Un robot financé par la Nasa vient d’apparaître. Il n’a qu’une seule mission : attraper un télescope qui tombe avant qu’il ne s’écrase.
La cible est Swift. Un observatoire construit pour observer les explosions les plus bruyantes de l’univers. En ce moment, il est en train de mourir. L’activité solaire a fait sortir l’atmosphère terrestre. Cela a entraîné Swift vers le bas. Lentement.
Il tournait en orbite à 370 milles d’altitude. Maintenant? En baisse à 220. La majeure partie de cette baisse s’est produite en deux ans.
Katalyst Space Technologies a construit le sauveteur. Une jeune entreprise de l’Arizona. Ils ont appelé l’engin LINK. Lancé vendredi sur une fusée Pegasus.
“Ce que l’équipe a accompli en huit mois est extraordinaire.”
Ghonhee Lee affirme avoir conçu, construit et testé un vaisseau spatial robotisé en moins d’un an.

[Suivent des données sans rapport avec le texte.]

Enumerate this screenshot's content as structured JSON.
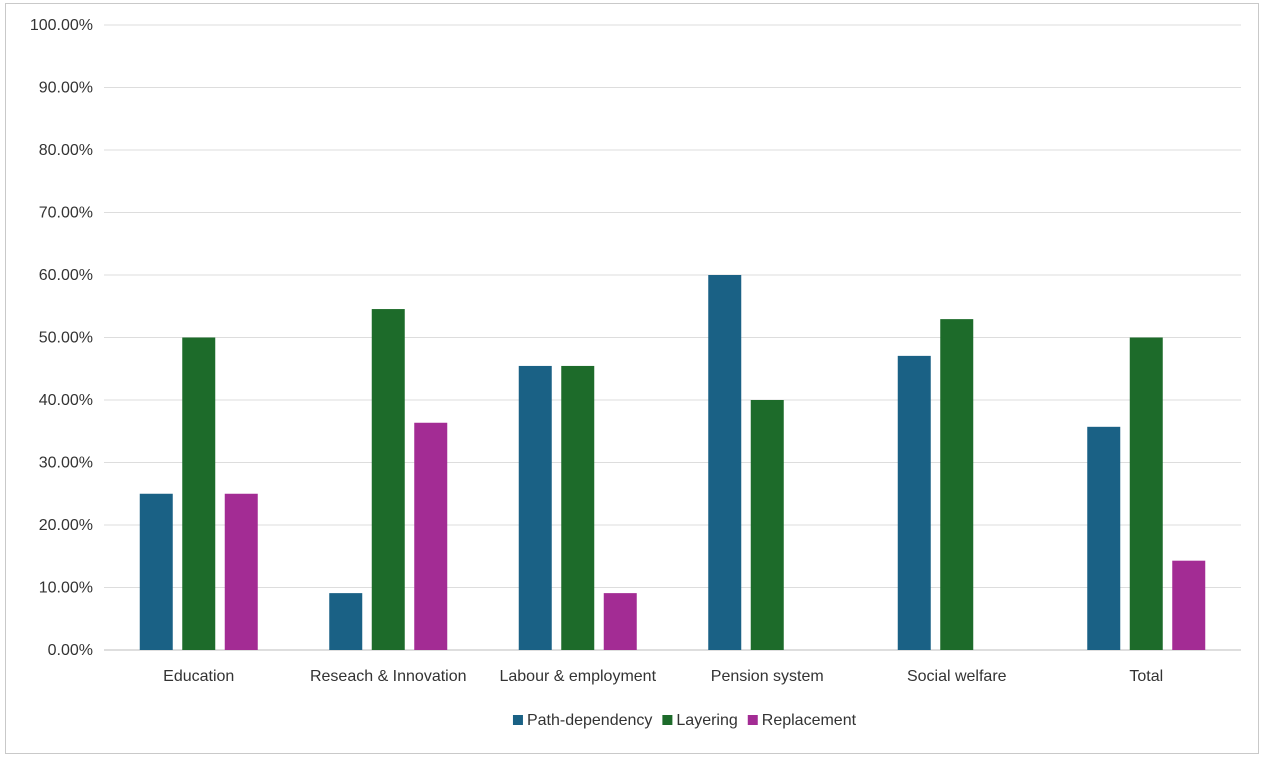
{
  "chart_data": {
    "type": "bar",
    "title": "",
    "xlabel": "",
    "ylabel": "",
    "ylim": [
      0,
      100
    ],
    "yticks": [
      0,
      10,
      20,
      30,
      40,
      50,
      60,
      70,
      80,
      90,
      100
    ],
    "ytick_format": "percent_2dp",
    "grid": true,
    "legend_position": "bottom",
    "categories": [
      "Education",
      "Reseach & Innovation",
      "Labour & employment",
      "Pension system",
      "Social welfare",
      "Total"
    ],
    "series": [
      {
        "name": "Path-dependency",
        "color": "#1a6185",
        "values": [
          25.0,
          9.1,
          45.45,
          60.0,
          47.06,
          35.71
        ]
      },
      {
        "name": "Layering",
        "color": "#1d6b2a",
        "values": [
          50.0,
          54.55,
          45.45,
          40.0,
          52.94,
          50.0
        ]
      },
      {
        "name": "Replacement",
        "color": "#a32c94",
        "values": [
          25.0,
          36.36,
          9.1,
          0,
          0,
          14.29
        ]
      }
    ]
  }
}
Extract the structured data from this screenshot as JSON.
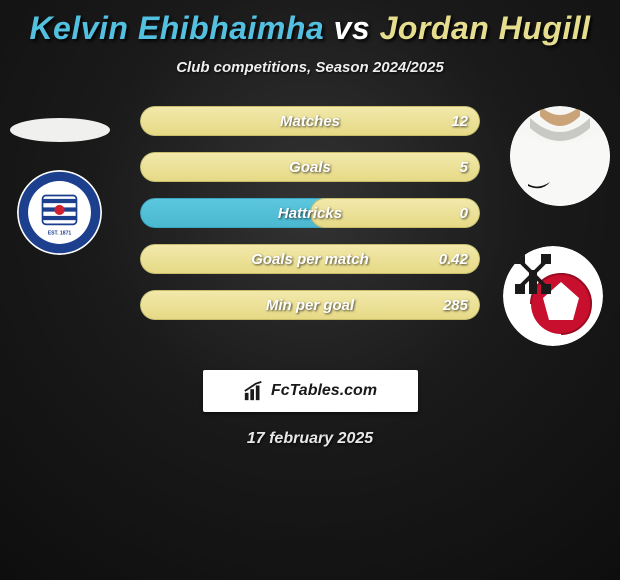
{
  "title": {
    "player1": "Kelvin Ehibhaimha",
    "vs": "vs",
    "player2": "Jordan Hugill",
    "color1": "#53c0e0",
    "color_vs": "#ffffff",
    "color2": "#e7dd8f"
  },
  "subtitle": "Club competitions, Season 2024/2025",
  "bars": {
    "track_color": "#5cc7de",
    "track_border": "#3aa6bf",
    "fill_right_color_top": "#f2e9ab",
    "fill_right_color_bottom": "#e6d986",
    "fill_right_border": "#c9bd6b",
    "rows": [
      {
        "label": "Matches",
        "left": null,
        "right": "12",
        "right_width_pct": 100
      },
      {
        "label": "Goals",
        "left": null,
        "right": "5",
        "right_width_pct": 100
      },
      {
        "label": "Hattricks",
        "left": null,
        "right": "0",
        "right_width_pct": 50
      },
      {
        "label": "Goals per match",
        "left": null,
        "right": "0.42",
        "right_width_pct": 100
      },
      {
        "label": "Min per goal",
        "left": null,
        "right": "285",
        "right_width_pct": 100
      }
    ]
  },
  "left_avatar": {
    "bg": "#f0f0ee"
  },
  "right_avatar": {
    "shirt_color": "#f8f8f6",
    "skin_color": "#d9a977",
    "collar_shadow": "#7a7a76"
  },
  "left_club": {
    "name": "reading-fc",
    "outer": "#ffffff",
    "ring": "#1c3f8e",
    "inner": "#ffffff",
    "stripe": "#1c3f8e",
    "accent": "#d02030",
    "text_top": "READING",
    "text_bottom": "FOOTBALL CLUB",
    "est": "EST. 1871"
  },
  "right_club": {
    "name": "rotherham-united",
    "bg": "#ffffff",
    "ball": "#c8102e",
    "panel": "#ffffff",
    "millers": "#1a1a1a"
  },
  "brand": {
    "text": "FcTables.com",
    "icon_color": "#1a1a1a"
  },
  "date": "17 february 2025",
  "background": {
    "inner": "#333333",
    "outer": "#0e0e0e"
  }
}
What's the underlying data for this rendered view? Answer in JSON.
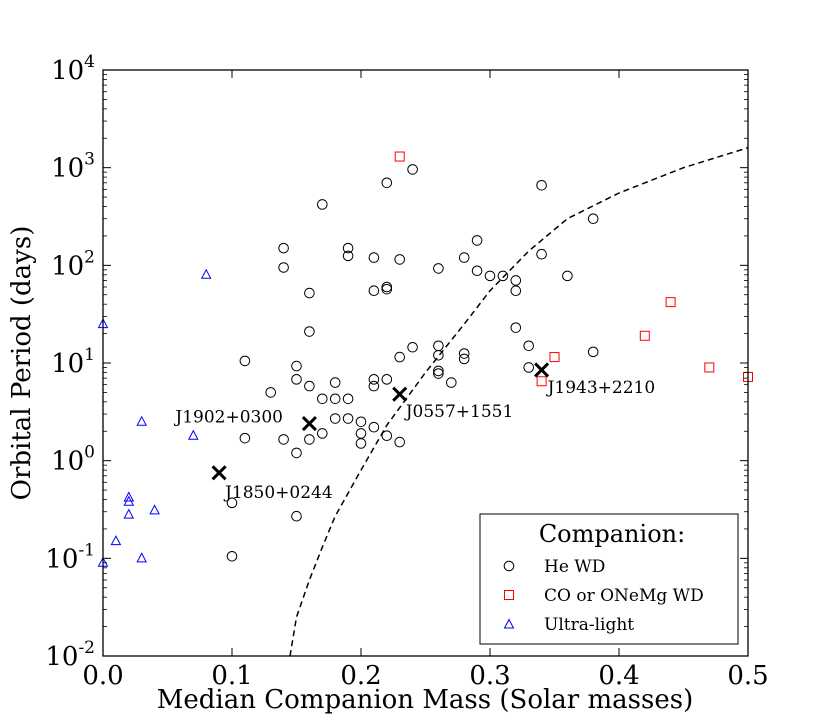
{
  "chart_data": {
    "type": "scatter",
    "xlabel": "Median Companion Mass (Solar masses)",
    "ylabel": "Orbital Period (days)",
    "xlim": [
      0,
      0.5
    ],
    "ylim": [
      0.01,
      10000
    ],
    "yscale": "log",
    "x_ticks": [
      "0.0",
      "0.1",
      "0.2",
      "0.3",
      "0.4",
      "0.5"
    ],
    "y_ticks": [
      {
        "base": "10",
        "exp": "-2"
      },
      {
        "base": "10",
        "exp": "-1"
      },
      {
        "base": "10",
        "exp": "0"
      },
      {
        "base": "10",
        "exp": "1"
      },
      {
        "base": "10",
        "exp": "2"
      },
      {
        "base": "10",
        "exp": "3"
      },
      {
        "base": "10",
        "exp": "4"
      }
    ],
    "legend": {
      "title": "Companion:",
      "location": "lower-right",
      "entries": [
        "He WD",
        "CO or ONeMg WD",
        "Ultra-light"
      ]
    },
    "series": [
      {
        "name": "He WD",
        "marker": "circle",
        "color": "#000000",
        "points": [
          [
            0.14,
            150
          ],
          [
            0.14,
            95
          ],
          [
            0.17,
            420
          ],
          [
            0.16,
            52
          ],
          [
            0.16,
            21
          ],
          [
            0.19,
            150
          ],
          [
            0.19,
            125
          ],
          [
            0.22,
            700
          ],
          [
            0.24,
            960
          ],
          [
            0.21,
            120
          ],
          [
            0.23,
            115
          ],
          [
            0.22,
            60
          ],
          [
            0.21,
            55
          ],
          [
            0.22,
            57
          ],
          [
            0.26,
            93
          ],
          [
            0.29,
            180
          ],
          [
            0.28,
            120
          ],
          [
            0.29,
            88
          ],
          [
            0.3,
            78
          ],
          [
            0.31,
            78
          ],
          [
            0.32,
            70
          ],
          [
            0.32,
            55
          ],
          [
            0.34,
            660
          ],
          [
            0.38,
            300
          ],
          [
            0.34,
            130
          ],
          [
            0.36,
            78
          ],
          [
            0.32,
            23
          ],
          [
            0.33,
            15
          ],
          [
            0.38,
            13
          ],
          [
            0.33,
            9
          ],
          [
            0.11,
            10.5
          ],
          [
            0.15,
            9.3
          ],
          [
            0.15,
            6.8
          ],
          [
            0.13,
            5
          ],
          [
            0.16,
            5.8
          ],
          [
            0.18,
            6.3
          ],
          [
            0.17,
            4.3
          ],
          [
            0.18,
            4.3
          ],
          [
            0.19,
            4.3
          ],
          [
            0.21,
            6.8
          ],
          [
            0.21,
            5.8
          ],
          [
            0.22,
            6.8
          ],
          [
            0.23,
            11.5
          ],
          [
            0.24,
            14.5
          ],
          [
            0.26,
            15
          ],
          [
            0.26,
            12
          ],
          [
            0.26,
            8.3
          ],
          [
            0.26,
            7.8
          ],
          [
            0.27,
            6.3
          ],
          [
            0.28,
            12.5
          ],
          [
            0.28,
            11
          ],
          [
            0.18,
            2.7
          ],
          [
            0.19,
            2.7
          ],
          [
            0.2,
            2.5
          ],
          [
            0.2,
            1.9
          ],
          [
            0.21,
            2.2
          ],
          [
            0.2,
            1.5
          ],
          [
            0.22,
            1.8
          ],
          [
            0.23,
            1.55
          ],
          [
            0.17,
            1.9
          ],
          [
            0.16,
            1.65
          ],
          [
            0.14,
            1.65
          ],
          [
            0.15,
            1.2
          ],
          [
            0.11,
            1.7
          ],
          [
            0.15,
            0.27
          ],
          [
            0.1,
            0.37
          ],
          [
            0.1,
            0.105
          ]
        ]
      },
      {
        "name": "CO or ONeMg WD",
        "marker": "square",
        "color": "#ff0000",
        "points": [
          [
            0.23,
            1300
          ],
          [
            0.44,
            42
          ],
          [
            0.42,
            19
          ],
          [
            0.35,
            11.5
          ],
          [
            0.34,
            6.5
          ],
          [
            0.47,
            9
          ],
          [
            0.5,
            7.2
          ]
        ]
      },
      {
        "name": "Ultra-light",
        "marker": "triangle",
        "color": "#0000ff",
        "points": [
          [
            0.0,
            25
          ],
          [
            0.08,
            80
          ],
          [
            0.03,
            2.5
          ],
          [
            0.07,
            1.8
          ],
          [
            0.02,
            0.42
          ],
          [
            0.02,
            0.38
          ],
          [
            0.02,
            0.28
          ],
          [
            0.04,
            0.31
          ],
          [
            0.01,
            0.15
          ],
          [
            0.03,
            0.1
          ],
          [
            0.0,
            0.09
          ]
        ]
      }
    ],
    "highlighted": [
      {
        "label": "J1850+0244",
        "x": 0.09,
        "y": 0.75
      },
      {
        "label": "J1902+0300",
        "x": 0.16,
        "y": 2.4
      },
      {
        "label": "J0557+1551",
        "x": 0.23,
        "y": 4.8
      },
      {
        "label": "J1943+2210",
        "x": 0.34,
        "y": 8.5
      }
    ],
    "curve": {
      "style": "dashed",
      "points": [
        [
          0.145,
          0.01
        ],
        [
          0.15,
          0.025
        ],
        [
          0.16,
          0.06
        ],
        [
          0.17,
          0.13
        ],
        [
          0.18,
          0.27
        ],
        [
          0.2,
          0.8
        ],
        [
          0.22,
          2.3
        ],
        [
          0.25,
          8
        ],
        [
          0.28,
          25
        ],
        [
          0.3,
          55
        ],
        [
          0.33,
          140
        ],
        [
          0.36,
          300
        ],
        [
          0.4,
          550
        ],
        [
          0.45,
          1000
        ],
        [
          0.5,
          1600
        ]
      ]
    }
  }
}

Parce que Swift atteint le « point de non-retour » à 180 milles. Après cela, la gravité l’emporte. Toujours.
Pourquoi le sauvegarder ?
Swift étudie les sursauts gamma. Quand les étoiles géantes meurent violemment. Ou quand leurs restes entrent en collision. En quelques secondes, ils libèrent plus d’énergie que notre soleil n’en libérera en dix milliards d’années. De brefs instants. Swift doit être rapide. D’où le nom.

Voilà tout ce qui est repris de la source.